Missing Link?

Story: Fedora 19 Beta Brings Schrodinger's Cat to Linux Servers Total Replies: 9
Author Content
Bob_Robertson

May 28, 2013
1:36 PM EDT
Or is this Piltdown Man Linux
jdixon

May 28, 2013
2:27 PM EDT
Maybe just as well. The way the day was going this morning, it might well be a link to designer handbags.
bob

May 28, 2013
2:56 PM EDT
fixed
Bob_Robertson

May 28, 2013
2:58 PM EDT
We won't know if it's released or not, until someone opens a window?
Scott_Ruecker

May 28, 2013
3:18 PM EDT
I swear I checked the link, sorry guys. Thank you Bob for fixing it.
kikinovak

May 28, 2013
3:40 PM EDT
Pissing Mink :oD
BernardSwiss

May 28, 2013
8:27 PM EDT
Not your fault, Scott

-- obviously (predictably?), the link was neither good nor bad, untill somebody actually looked.
Bob_Robertson

May 29, 2013
9:20 AM EDT
A co-worker of mine and I get into such wonderful arguments about the Schrodinger hypothesis.

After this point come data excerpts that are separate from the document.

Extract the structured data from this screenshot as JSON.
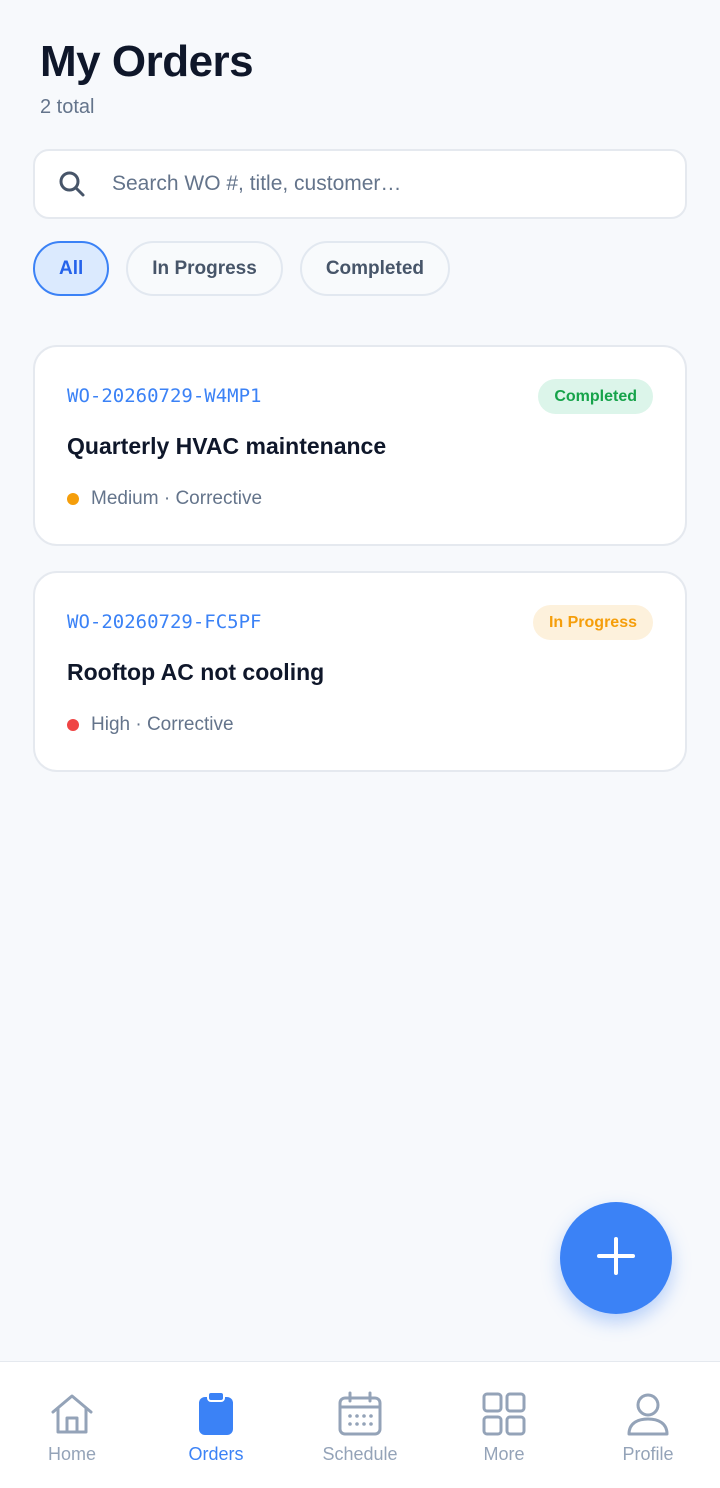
{
  "header": {
    "title": "My Orders",
    "subtitle": "2 total"
  },
  "search": {
    "placeholder": "Search WO #, title, customer…",
    "value": ""
  },
  "filters": [
    {
      "label": "All",
      "active": true
    },
    {
      "label": "In Progress",
      "active": false
    },
    {
      "label": "Completed",
      "active": false
    }
  ],
  "orders": [
    {
      "wo_number": "WO-20260729-W4MP1",
      "status": "Completed",
      "title": "Quarterly HVAC maintenance",
      "meta": "Medium · Corrective",
      "priority_color": "#f59e0b"
    },
    {
      "wo_number": "WO-20260729-FC5PF",
      "status": "In Progress",
      "title": "Rooftop AC not cooling",
      "meta": "High · Corrective",
      "priority_color": "#ef4444"
    }
  ],
  "fab": {
    "icon": "plus-icon"
  },
  "tabs": [
    {
      "label": "Home",
      "icon": "home-icon",
      "active": false
    },
    {
      "label": "Orders",
      "icon": "clipboard-icon",
      "active": true
    },
    {
      "label": "Schedule",
      "icon": "calendar-icon",
      "active": false
    },
    {
      "label": "More",
      "icon": "grid-icon",
      "active": false
    },
    {
      "label": "Profile",
      "icon": "user-icon",
      "active": false
    }
  ],
  "colors": {
    "accent": "#3b82f6",
    "background": "#f7f9fc",
    "completed": "#16a34a",
    "in_progress": "#f59e0b"
  }
}
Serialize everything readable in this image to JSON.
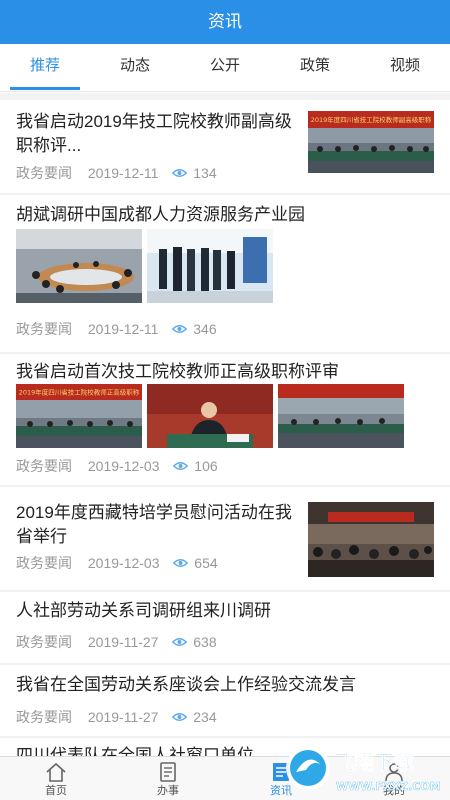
{
  "header": {
    "title": "资讯"
  },
  "tabs": [
    {
      "label": "推荐",
      "active": true
    },
    {
      "label": "动态",
      "active": false
    },
    {
      "label": "公开",
      "active": false
    },
    {
      "label": "政策",
      "active": false
    },
    {
      "label": "视频",
      "active": false
    }
  ],
  "feed": [
    {
      "title": "我省启动2019年技工院校教师副高级职称评...",
      "source": "政务要闻",
      "date": "2019-12-11",
      "views": "134",
      "banner_text": "2019年度四川省技工院校教师副高级职称"
    },
    {
      "title": "胡斌调研中国成都人力资源服务产业园",
      "source": "政务要闻",
      "date": "2019-12-11",
      "views": "346"
    },
    {
      "title": "我省启动首次技工院校教师正高级职称评审",
      "source": "政务要闻",
      "date": "2019-12-03",
      "views": "106",
      "banner_text": "2019年度四川省技工院校教师正高级职称"
    },
    {
      "title": "2019年度西藏特培学员慰问活动在我省举行",
      "source": "政务要闻",
      "date": "2019-12-03",
      "views": "654"
    },
    {
      "title": "人社部劳动关系司调研组来川调研",
      "source": "政务要闻",
      "date": "2019-11-27",
      "views": "638"
    },
    {
      "title": "我省在全国劳动关系座谈会上作经验交流发言",
      "source": "政务要闻",
      "date": "2019-11-27",
      "views": "234"
    },
    {
      "title": "四川代表队在全国人社窗口单位..."
    }
  ],
  "tabbar": [
    {
      "label": "首页",
      "icon": "home-icon"
    },
    {
      "label": "办事",
      "icon": "document-icon"
    },
    {
      "label": "资讯",
      "icon": "news-icon",
      "active": true
    },
    {
      "label": "我的",
      "icon": "user-icon"
    }
  ],
  "watermark": {
    "brand": "飞翔下载",
    "url": "WWW.FXXZ.COM"
  },
  "colors": {
    "primary": "#2a8fe6",
    "meta": "#999999",
    "divider": "#f2f2f2"
  }
}
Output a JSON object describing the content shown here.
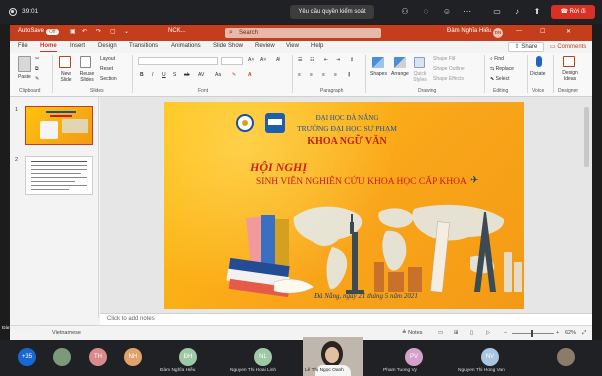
{
  "meeting": {
    "timer": "39:01",
    "request_control_label": "Yêu cầu quyền kiểm soát",
    "leave_label": "Rời đi",
    "presenter_tag": "Đàm Nghĩa Hiếu"
  },
  "ppt": {
    "autosave_label": "AutoSave",
    "autosave_state": "Off",
    "file_name": "NCK...",
    "search_placeholder": "Search",
    "user_name": "Đàm Nghĩa Hiếu",
    "user_initials": "DN",
    "tabs": [
      "File",
      "Home",
      "Insert",
      "Design",
      "Transitions",
      "Animations",
      "Slide Show",
      "Review",
      "View",
      "Help"
    ],
    "active_tab": "Home",
    "share_label": "Share",
    "comments_label": "Comments",
    "ribbon": {
      "groups": [
        "Clipboard",
        "Slides",
        "Font",
        "Paragraph",
        "Drawing",
        "Editing",
        "Voice",
        "Designer"
      ],
      "new_slide": "New Slide",
      "reuse_slides": "Reuse Slides",
      "layout": "Layout",
      "reset": "Reset",
      "section": "Section",
      "shapes": "Shapes",
      "arrange": "Arrange",
      "quick_styles": "Quick Styles",
      "shape_fill": "Shape Fill",
      "shape_outline": "Shape Outline",
      "shape_effects": "Shape Effects",
      "find": "Find",
      "replace": "Replace",
      "select": "Select",
      "dictate": "Dictate",
      "design_ideas": "Design Ideas"
    },
    "slide_numbers": [
      "1",
      "2"
    ],
    "notes_placeholder": "Click to add notes",
    "status": {
      "left": "Vietnamese",
      "notes_label": "Notes",
      "zoom": "62%"
    }
  },
  "slide": {
    "university": "ĐẠI HỌC ĐÀ NẴNG",
    "school": "TRƯỜNG ĐẠI HỌC SƯ PHẠM",
    "faculty": "KHOA NGỮ VĂN",
    "conference": "HỘI NGHỊ",
    "event": "SINH VIÊN NGHIÊN CỨU KHOA HỌC CẤP KHOA",
    "date_line": "Đà Nẵng, ngày 21 tháng 5 năm 2021"
  },
  "participants": {
    "overflow_count": "+35",
    "people": [
      {
        "initials": "TH",
        "name": "",
        "color": "#d98b8b"
      },
      {
        "initials": "NH",
        "name": "",
        "color": "#e0a46a"
      },
      {
        "initials": "ĐH",
        "name": "Đàm Nghĩa Hiếu",
        "color": "#9ec8a6"
      },
      {
        "initials": "NL",
        "name": "Nguyen Thi Hoai Linh",
        "color": "#9ec8a6"
      },
      {
        "initials": "",
        "name": "Lê Thị Ngọc Oanh",
        "color": ""
      },
      {
        "initials": "PV",
        "name": "Pham Tuong Vy",
        "color": "#d4a2c9"
      },
      {
        "initials": "NV",
        "name": "Nguyen Thi Hong Van",
        "color": "#a9c6e0"
      }
    ]
  }
}
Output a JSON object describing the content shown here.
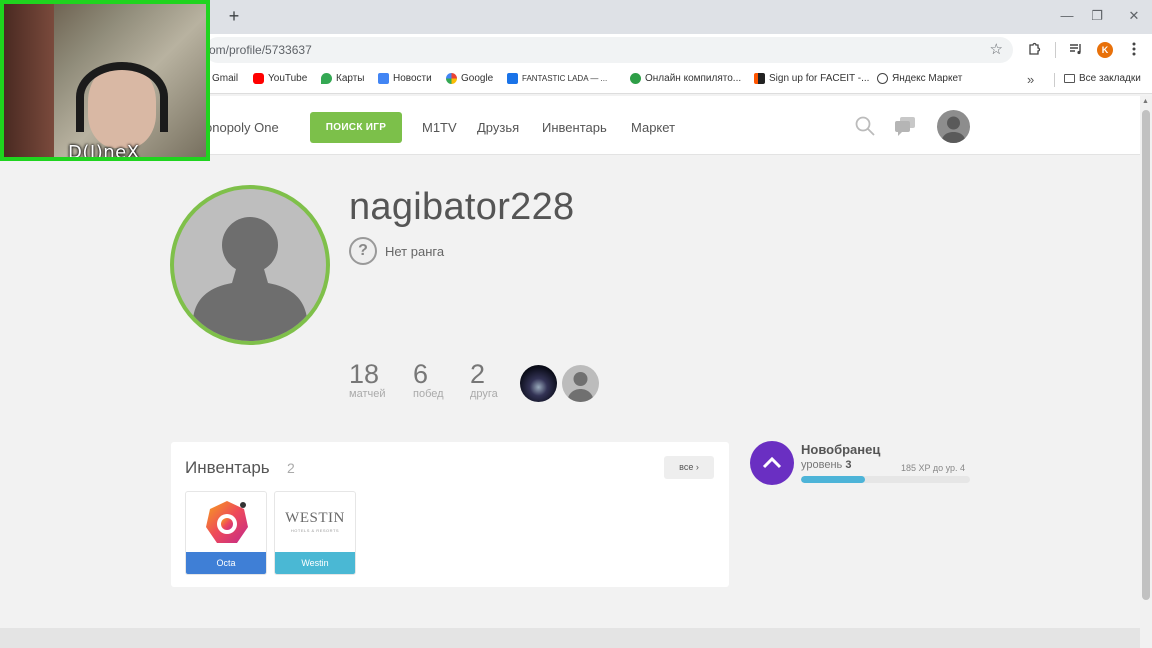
{
  "browser": {
    "url": "om/profile/5733637",
    "new_tab_label": "+",
    "window_controls": {
      "minimize": "—",
      "maximize": "❐",
      "close": "✕"
    },
    "star_icon": "☆",
    "profile_initial": "K",
    "bookmarks_more": "»",
    "bookmarks": [
      {
        "label": "Gmail",
        "icon": "gmail-icon",
        "color": "#ea4335"
      },
      {
        "label": "YouTube",
        "icon": "youtube-icon",
        "color": "#ff0000"
      },
      {
        "label": "Карты",
        "icon": "maps-icon",
        "color": "#34a853"
      },
      {
        "label": "Новости",
        "icon": "news-icon",
        "color": "#4285f4"
      },
      {
        "label": "Google",
        "icon": "google-icon",
        "color": "#4285f4"
      },
      {
        "label": "FANTASTIC LADA — ...",
        "icon": "fantastic-icon",
        "color": "#1a73e8"
      },
      {
        "label": "Онлайн компилято...",
        "icon": "compiler-icon",
        "color": "#2e9e47"
      },
      {
        "label": "Sign up for FACEIT -...",
        "icon": "faceit-icon",
        "color": "#ff5500"
      },
      {
        "label": "Яндекс Маркет",
        "icon": "yandex-market-icon",
        "color": "#444444"
      }
    ],
    "all_bookmarks": "Все закладки"
  },
  "webcam": {
    "name": "D(I)neX"
  },
  "site": {
    "brand": "onopoly One",
    "find_game_button": "ПОИСК ИГР",
    "nav": [
      "M1TV",
      "Друзья",
      "Инвентарь",
      "Маркет"
    ]
  },
  "profile": {
    "username": "nagibator228",
    "rank_icon": "?",
    "rank": "Нет ранга",
    "stats": [
      {
        "value": "18",
        "label": "матчей"
      },
      {
        "value": "6",
        "label": "побед"
      },
      {
        "value": "2",
        "label": "друга"
      }
    ]
  },
  "inventory": {
    "title": "Инвентарь",
    "count": "2",
    "all_button": "все",
    "all_chevron": "›",
    "items": [
      {
        "name": "Octa",
        "color": "#3f7fd6"
      },
      {
        "name": "Westin",
        "logo": "WESTIN",
        "logo_sub": "HOTELS & RESORTS",
        "color": "#4ab8d4"
      }
    ]
  },
  "level": {
    "title": "Новобранец",
    "level_label": "уровень",
    "level_value": "3",
    "xp_text": "185 XP до ур. 4",
    "progress": 0.38,
    "colors": {
      "badge": "#6a2fc2",
      "bar": "#4db4d8"
    }
  },
  "colors": {
    "accent_green": "#7cc04a",
    "webcam_border": "#1fd41f"
  }
}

In my opinion, the link is either good or bad, sorry, I mean the cat _is_ either alive or dead, we just don't know which until the box is opened.

He goes along with Schrodinger that the cat is merely a cloud of probabilities until the box is opened, at which time the probabilities collapse into an observable reality.

Which makes me wonder, did Mars have sandstorms before humans observed them?

(hint: I think they did)

The whole "observable" argument reminds me of the basic egotism of humans. As if reality only exists because humans observe it. Humans are not all that important!
CFWhitman

May 29, 2013
10:31 AM EDT
I think that whether the cat is dead or alive might be of significance to the cat, whether any person observes it or not :-)

There is a similar question that really could boil down to a matter of semantics (unlike Schroedinger's Cat, which seems to me to be not solely a matter of observation, but a matter of what actually is the case). That is, of course, the question as popularly stated, 'If a tree falls in the forest, and nobody is there to hear it, does it make a sound?' This could be a question of what 'sound' means. Is 'sound' the vibrations that are made or only the perception of those vibrations. It's really a pretty pointless question.

Of course, with the tree you could be pretty sure that either way sound did occur because there would be plenty of animals there to hear it, but I've always thought that was beside the point. If you subscribe to the idea that Schroedinger's Cat is not dead or alive until a person observes it, though, you may have a different opinion about that.
lietkynes

May 29, 2013
12:18 PM EDT
Being philosophical about Schroedinger's cat is fun, but let's not forget what the analogy refers to. Schroedinger's cat is used to explain a quantum mechanical behaviour borne from the duality of electrons (matter). Just as I _can_ define the exact position and momentum of a ball at any given point in time and space, I _can_ say for sure that Mars had sandstorms before humans observed them. Within the boundaries of science, of course.

Long story short: Take the analogy with a grain of salt. It was a mere Gedanken experiment.